Verify the throttling policy

Send rapid consecutive requests to trigger the throttling threshold. Use the script for your operating system:

Linux / macOS

#!/bin/bash

URL="http://<gateway-ingress-ip>/echo-rest/hello"

while true; do
    curl -i -s $URL
done

Windows

@echo off

set "localUrl=http://<gateway-ingress-ip>/echo-rest/hello"

:loop
curl -i -s %localUrl%

goto loop

Replace <gateway-ingress-ip> with the ingress IP address of your gateway.

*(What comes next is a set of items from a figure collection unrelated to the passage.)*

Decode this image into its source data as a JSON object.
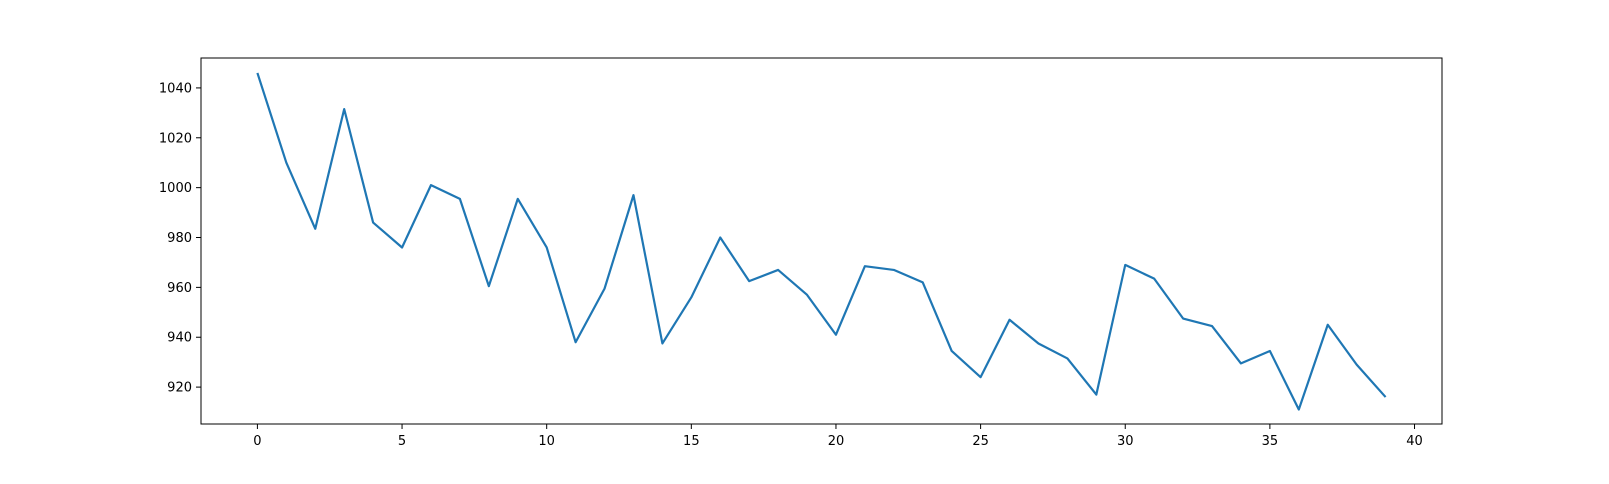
{
  "chart_data": {
    "type": "line",
    "title": "",
    "xlabel": "",
    "ylabel": "",
    "xlim": [
      -1.95,
      40.95
    ],
    "ylim": [
      905.2,
      1052.0
    ],
    "xticks": [
      0,
      5,
      10,
      15,
      20,
      25,
      30,
      35,
      40
    ],
    "yticks": [
      920,
      940,
      960,
      980,
      1000,
      1020,
      1040
    ],
    "grid": false,
    "legend": "none",
    "line_color": "#1f77b4",
    "series": [
      {
        "x": [
          0,
          1,
          2,
          3,
          4,
          5,
          6,
          7,
          8,
          9,
          10,
          11,
          12,
          13,
          14,
          15,
          16,
          17,
          18,
          19,
          20,
          21,
          22,
          23,
          24,
          25,
          26,
          27,
          28,
          29,
          30,
          31,
          32,
          33,
          34,
          35,
          36,
          37,
          38,
          39
        ],
        "values": [
          1046,
          1010,
          983.5,
          1031.5,
          986,
          976,
          1001,
          995.5,
          960.5,
          995.5,
          976,
          938,
          959.5,
          997,
          937.5,
          956,
          980,
          962.5,
          967,
          957,
          941,
          968.5,
          967,
          962,
          934.5,
          924,
          947,
          937.5,
          931.5,
          917,
          969,
          963.5,
          947.5,
          944.5,
          929.5,
          934.5,
          911,
          945,
          929,
          916
        ]
      }
    ]
  }
}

Once QPS exceeds the threshold, the gateway returns 429 Too Many Requests:

HTTP/1.1 429 Too Many Requests
content-type: text/plain; charset=UTF-8
content-length: 26
date: Thu, 29 Aug 2024 08:54:46 GMT
server: istio-envoy

springcloud-demo flow limit

Requests within the threshold continue to return 200 OK:

HTTP/1.1 200 OK
Content-Type: text/plain;charset=UTF-8
Content-Length: 5
Date: Thu, 29 Aug 2024 08:54:46 GMT
req-cost-time: 8
req-arrive-time: 1724921686961
resp-start-time: 1724921686970
x-envoy-upstream-service-time: 7
server: istio-envoy

The mixed output confirms throttling is working. Requests that exceed the QPS threshold return 429, while those within the limit return 200.